Kusursuza yakın denilebilecek güzellik içinde geçen konserin oluşmasını sağlayan tüm emekçilerine selam olsun.
Başta Erdoğan Irmak olmak üzere, koroda görev alan 62 minik sanatçıya, başarılı sunumları ile gecenin kenar süsünü oluşturan Türkçe Öğretmeni Derya Kılıç ve Türkçe Öğretmeni Berna Salman’a, söz konusu etkinliği teşvik eden okul müdürü Aytek Demir’e ne kadar teşekkür etsek azdır.
Nerede yaşarsanız yaşayın, insana, insanlığa giden yolun büyük bölümü müzikten geçer.
Sağlıklı, bilgili ve büyük olasılıkla entelektüel olur bu yolda yürüyen.
Müzik, yürekte sevgi çiçeği yeşertir.
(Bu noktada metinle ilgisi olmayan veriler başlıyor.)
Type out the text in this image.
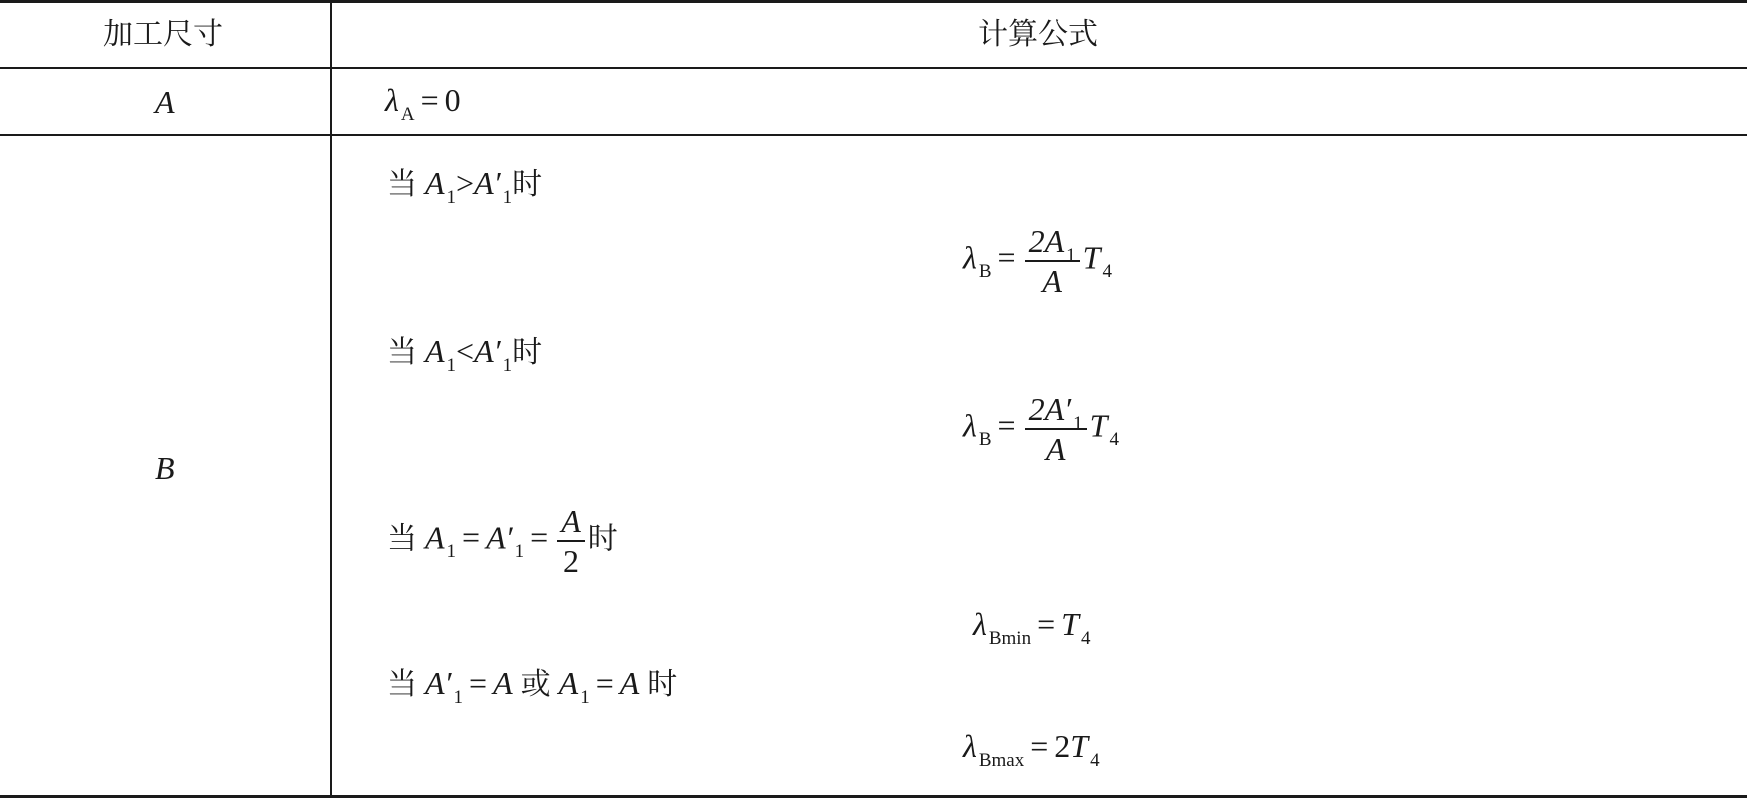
加工尺寸	计算公式
A	λ $_A$ = 0
B
当 A $_1$>A′ $_1$时
λ $_B = \frac{2A _1}{A}$ T $_4$
当 A $_1$<A′ $_1$时
λ $_B = \frac{2A' _1}{A}$ T $_4$
当 A $_1$ = A′ $_1 = \frac{A}{2}$ 时
λ $_{Bmin}$ = T $_4$
当 A′ $_1$ = A 或 A $_1$ = A 时
λ $_{Bmax}$ = 2T $_4$
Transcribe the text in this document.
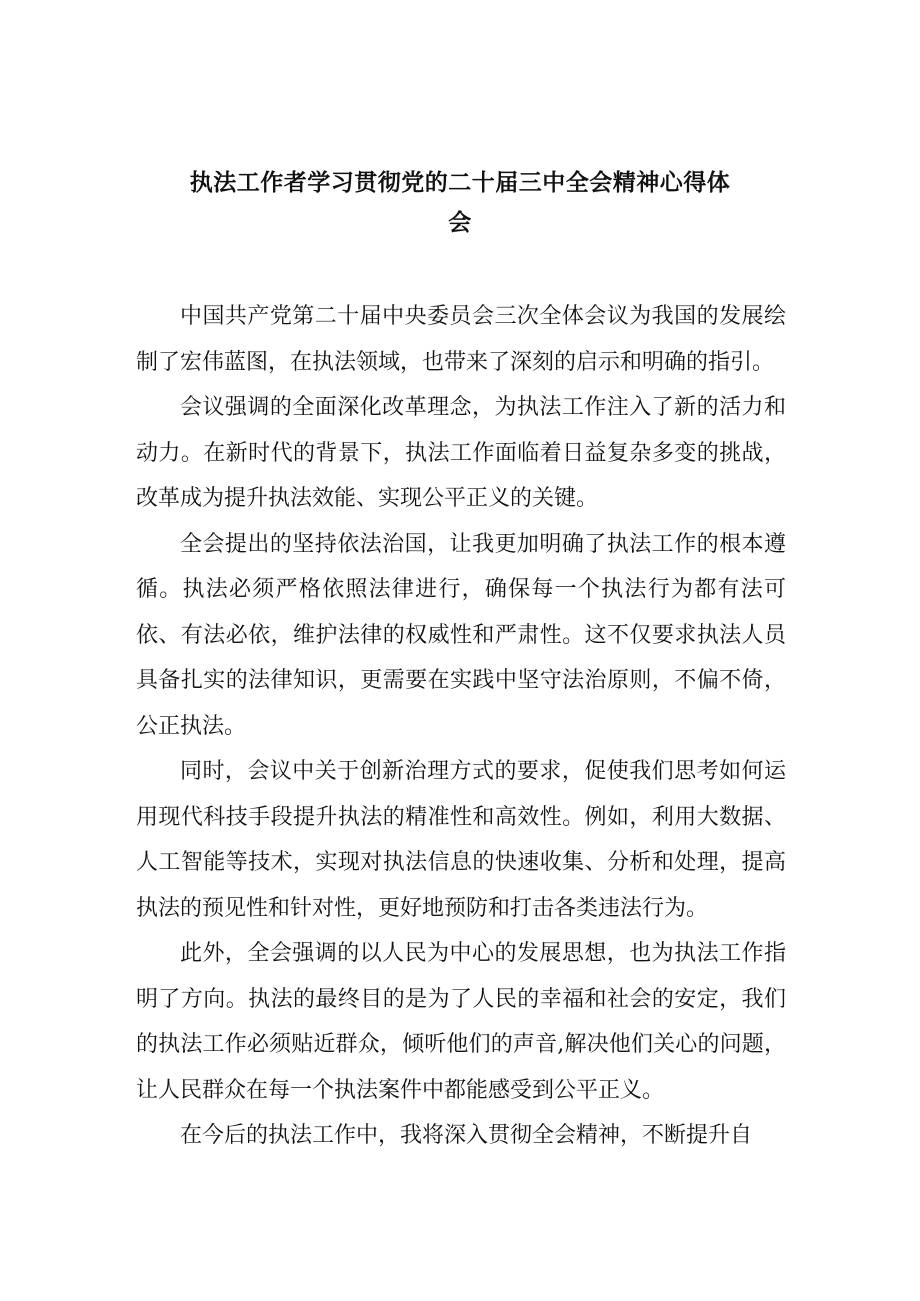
执法工作者学习贯彻党的二十届三中全会精神心得体
会

中国共产党第二十届中央委员会三次全体会议为我国的发展绘制了宏伟蓝图，在执法领域，也带来了深刻的启示和明确的指引。

会议强调的全面深化改革理念，为执法工作注入了新的活力和动力。在新时代的背景下，执法工作面临着日益复杂多变的挑战，改革成为提升执法效能、实现公平正义的关键。

全会提出的坚持依法治国，让我更加明确了执法工作的根本遵循。执法必须严格依照法律进行，确保每一个执法行为都有法可依、有法必依，维护法律的权威性和严肃性。这不仅要求执法人员具备扎实的法律知识，更需要在实践中坚守法治原则，不偏不倚，公正执法。

同时，会议中关于创新治理方式的要求，促使我们思考如何运用现代科技手段提升执法的精准性和高效性。例如，利用大数据、人工智能等技术，实现对执法信息的快速收集、分析和处理，提高执法的预见性和针对性，更好地预防和打击各类违法行为。

此外，全会强调的以人民为中心的发展思想，也为执法工作指明了方向。执法的最终目的是为了人民的幸福和社会的安定，我们的执法工作必须贴近群众，倾听他们的声音,解决他们关心的问题，让人民群众在每一个执法案件中都能感受到公平正义。

在今后的执法工作中，我将深入贯彻全会精神，不断提升自
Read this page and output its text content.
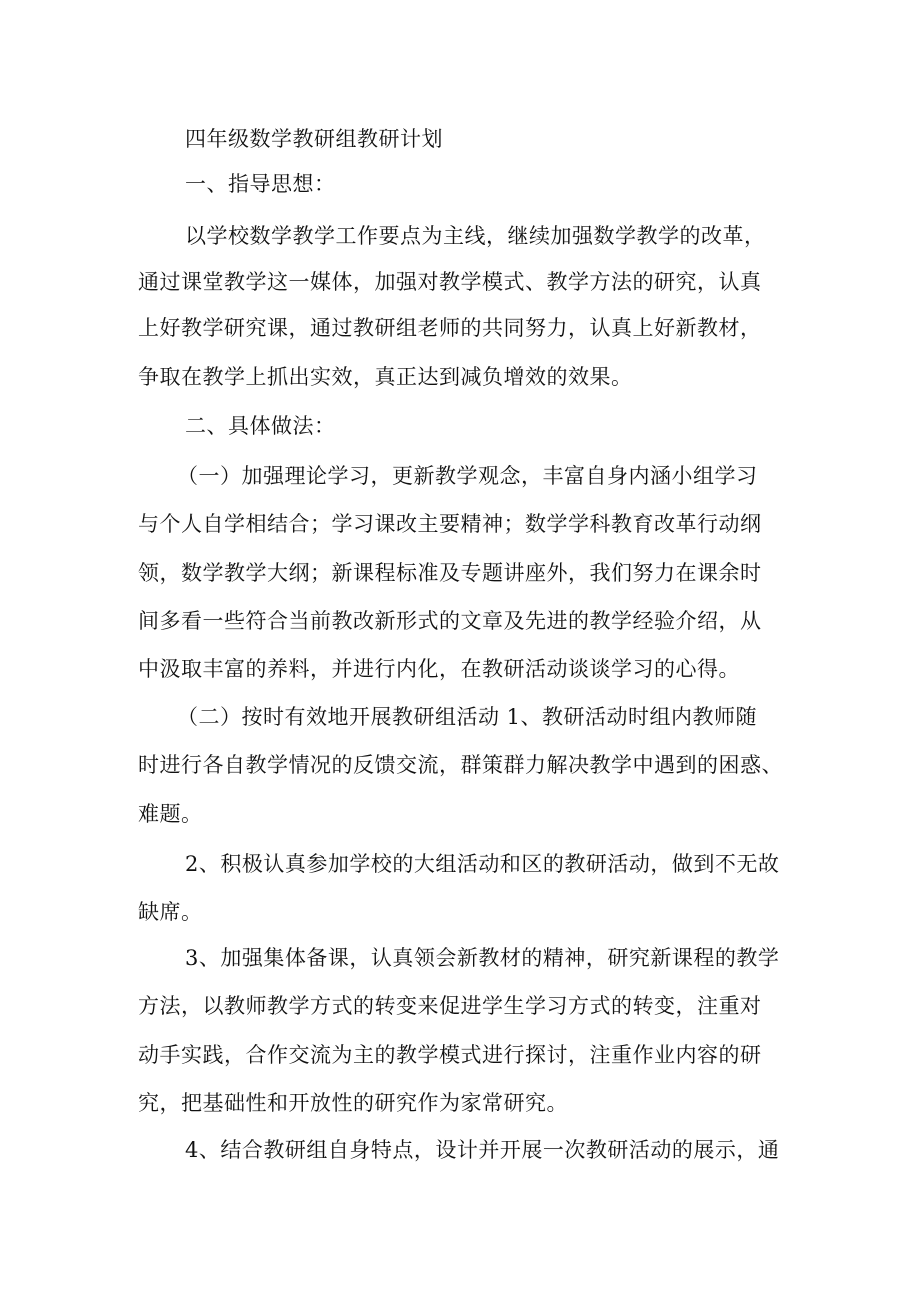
四年级数学教研组教研计划
一、指导思想：
以学校数学教学工作要点为主线，继续加强数学教学的改革，
通过课堂教学这一媒体，加强对教学模式、教学方法的研究，认真
上好教学研究课，通过教研组老师的共同努力，认真上好新教材，
争取在教学上抓出实效，真正达到减负增效的效果。
二、具体做法：
（一）加强理论学习，更新教学观念，丰富自身内涵小组学习
与个人自学相结合；学习课改主要精神；数学学科教育改革行动纲
领，数学教学大纲；新课程标准及专题讲座外，我们努力在课余时
间多看一些符合当前教改新形式的文章及先进的教学经验介绍，从
中汲取丰富的养料，并进行内化，在教研活动谈谈学习的心得。
（二）按时有效地开展教研组活动 1、教研活动时组内教师随
时进行各自教学情况的反馈交流，群策群力解决教学中遇到的困惑、
难题。
2、积极认真参加学校的大组活动和区的教研活动，做到不无故
缺席。
3、加强集体备课，认真领会新教材的精神，研究新课程的教学
方法，以教师教学方式的转变来促进学生学习方式的转变，注重对
动手实践，合作交流为主的教学模式进行探讨，注重作业内容的研
究，把基础性和开放性的研究作为家常研究。
4、结合教研组自身特点，设计并开展一次教研活动的展示，通
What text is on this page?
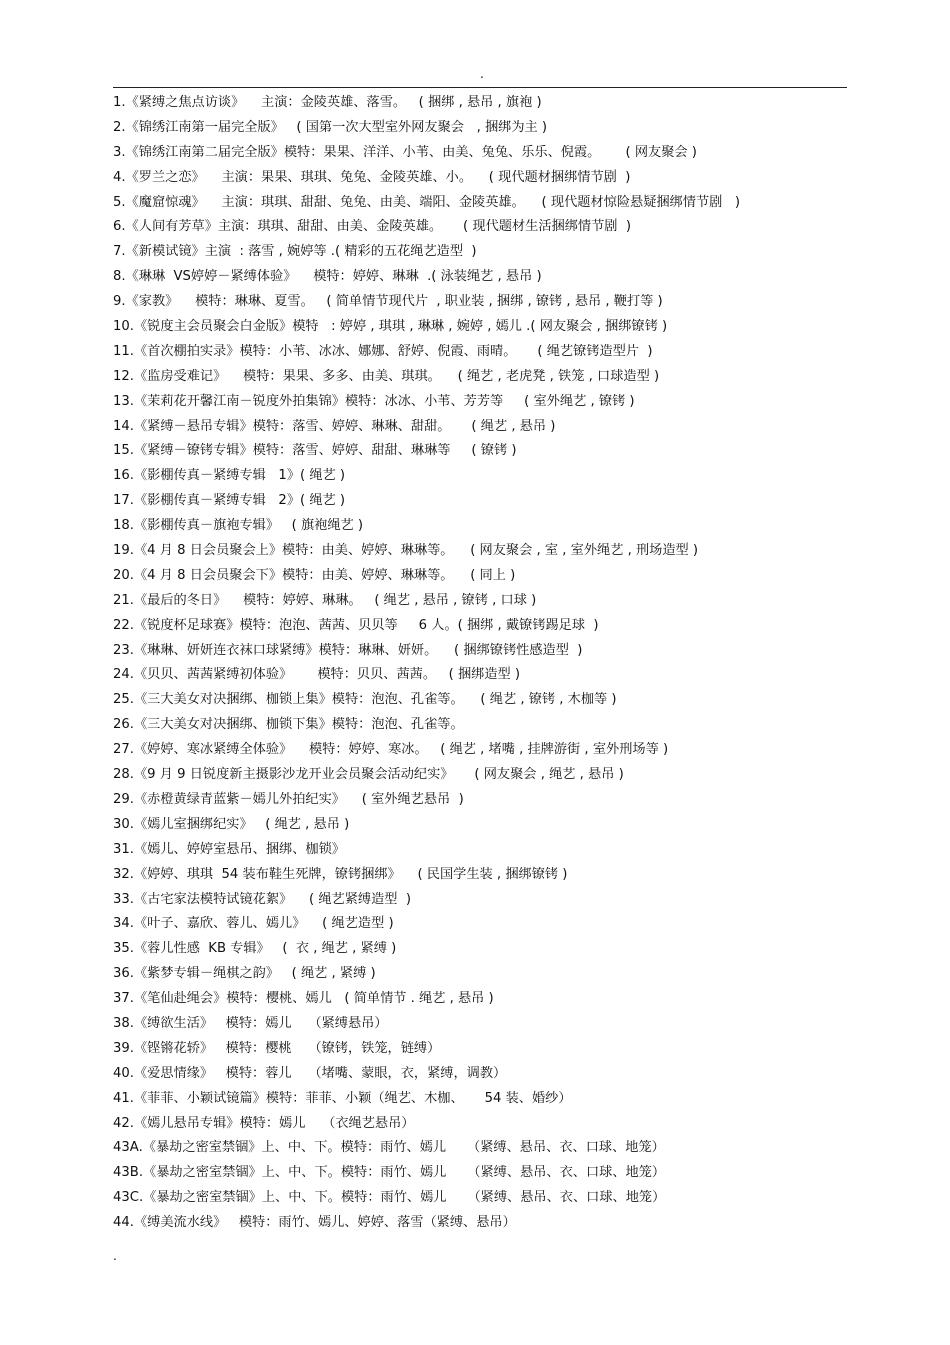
.
1.《紧缚之焦点访谈》    主演：金陵英雄、落雪。   ( 捆绑 , 悬吊 , 旗袍 )
2.《锦绣江南第一届完全版》   ( 国第一次大型室外网友聚会   , 捆绑为主 )
3.《锦绣江南第二届完全版》模特：果果、洋洋、小苇、由美、兔兔、乐乐、倪霞。      ( 网友聚会 )
4.《罗兰之恋》    主演：果果、琪琪、兔兔、金陵英雄、小。    ( 现代题材捆绑情节剧  )
5.《魔窟惊魂》    主演：琪琪、甜甜、兔兔、由美、端阳、金陵英雄。    ( 现代题材惊险悬疑捆绑情节剧   )
6.《人间有芳草》主演：琪琪、甜甜、由美、金陵英雄。     ( 现代题材生活捆绑情节剧  )
7.《新模试镜》主演  : 落雪 , 婉婷等 .( 精彩的五花绳艺造型  )
8.《琳琳  VS婷婷－紧缚体验》    模特：婷婷、琳琳  .( 泳装绳艺 , 悬吊 )
9.《家教》    模特：琳琳、夏雪。   ( 简单情节现代片  , 职业装 , 捆绑 , 镣铐 , 悬吊 , 鞭打等 )
10.《锐度主会员聚会白金版》模特   : 婷婷 , 琪琪 , 琳琳 , 婉婷 , 嫣儿 .( 网友聚会 , 捆绑镣铐 )
11.《首次棚拍实录》模特：小苇、冰冰、娜娜、舒婷、倪霞、雨晴。     ( 绳艺镣铐造型片  )
12.《监房受难记》    模特：果果、多多、由美、琪琪。    ( 绳艺 , 老虎凳 , 铁笼 , 口球造型 )
13.《茉莉花开馨江南－锐度外拍集锦》模特：冰冰、小苇、芳芳等     ( 室外绳艺 , 镣铐 )
14.《紧缚－悬吊专辑》模特：落雪、婷婷、琳琳、甜甜。     ( 绳艺 , 悬吊 )
15.《紧缚－镣铐专辑》模特：落雪、婷婷、甜甜、琳琳等     ( 镣铐 )
16.《影棚传真－紧缚专辑   1》( 绳艺 )
17.《影棚传真－紧缚专辑   2》( 绳艺 )
18.《影棚传真－旗袍专辑》   ( 旗袍绳艺 )
19.《4 月 8 日会员聚会上》模特：由美、婷婷、琳琳等。    ( 网友聚会 , 室 , 室外绳艺 , 刑场造型 )
20.《4 月 8 日会员聚会下》模特：由美、婷婷、琳琳等。    ( 同上 )
21.《最后的冬日》    模特：婷婷、琳琳。   ( 绳艺 , 悬吊 , 镣铐 , 口球 )
22.《锐度杯足球赛》模特：泡泡、茜茜、贝贝等     6 人。( 捆绑 , 戴镣铐踢足球  )
23.《琳琳、妍妍连衣袜口球紧缚》模特：琳琳、妍妍。    ( 捆绑镣铐性感造型  )
24.《贝贝、茜茜紧缚初体验》      模特：贝贝、茜茜。   ( 捆绑造型 )
25.《三大美女对决捆绑、枷锁上集》模特：泡泡、孔雀等。    ( 绳艺 , 镣铐 , 木枷等 )
26.《三大美女对决捆绑、枷锁下集》模特：泡泡、孔雀等。
27.《婷婷、寒冰紧缚全体验》    模特：婷婷、寒冰。   ( 绳艺 , 堵嘴 , 挂牌游街 , 室外刑场等 )
28.《9 月 9 日锐度新主摄影沙龙开业会员聚会活动纪实》     ( 网友聚会 , 绳艺 , 悬吊 )
29.《赤橙黄绿青蓝紫－嫣儿外拍纪实》    ( 室外绳艺悬吊  )
30.《嫣儿室捆绑纪实》   ( 绳艺 , 悬吊 )
31.《嫣儿、婷婷室悬吊、捆绑、枷锁》
32.《婷婷、琪琪  54 装布鞋生死牌，镣铐捆绑》    ( 民国学生装 , 捆绑镣铐 )
33.《古宅家法模特试镜花絮》    ( 绳艺紧缚造型  )
34.《叶子、嘉欣、蓉儿、嫣儿》    ( 绳艺造型 )
35.《蓉儿性感  KB 专辑》   (  衣 , 绳艺 , 紧缚 )
36.《紫梦专辑－绳棋之韵》   ( 绳艺 , 紧缚 )
37.《笔仙赴绳会》模特：樱桃、嫣儿   ( 简单情节 . 绳艺 , 悬吊 )
38.《缚欲生活》   模特：嫣儿    （紧缚悬吊）
39.《铿锵花轿》   模特：樱桃    （镣铐，铁笼，链缚）
40.《爱思情缘》   模特：蓉儿    （堵嘴、蒙眼，衣，紧缚，调教）
41.《菲菲、小颖试镜篇》模特：菲菲、小颖（绳艺、木枷、     54 装、婚纱）
42.《嫣儿悬吊专辑》模特：嫣儿    （衣绳艺悬吊）
43A.《暴劫之密室禁锢》上、中、下。模特：雨竹、嫣儿     （紧缚、悬吊、衣、口球、地笼）
43B.《暴劫之密室禁锢》上、中、下。模特：雨竹、嫣儿     （紧缚、悬吊、衣、口球、地笼）
43C.《暴劫之密室禁锢》上、中、下。模特：雨竹、嫣儿     （紧缚、悬吊、衣、口球、地笼）
44.《缚美流水线》   模特：雨竹、嫣儿、婷婷、落雪（紧缚、悬吊）
.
Kucaklayıcı ve paylaşımcı özellikleri geliştirir. Bir yanınızı ekip çalışması oluşturur. Sürekli kazanırsın.
Anlayacağınız, müzikle uğraşanın ömrü uzar.
Demem o ki, müzik ve türkü insanı insan yapar.
Kısaca, müzikle uğraşan insanın yaşamı anlam kazanır.
Not: Karacabey Kaymakamı Sayın Yusuf Gökhan Yolcu ile Karacabey Belediye Başkanı Sayın Ali Özkan, sekiz ay boyunca alın teri dökülerek hazırlanan bu güzellikleri izleme zahmetine girmedi! (önceki yıllarda da yoktu)
Şaşırmamak elde değil.
Kaymakam ve Belediye Başkanı bu güzellikleri teşvik etmeyecekse, o koltuklarda neden oturuyorlar ki?

Bir cevap yazın

E-posta hesabınız yayımlanmayacak.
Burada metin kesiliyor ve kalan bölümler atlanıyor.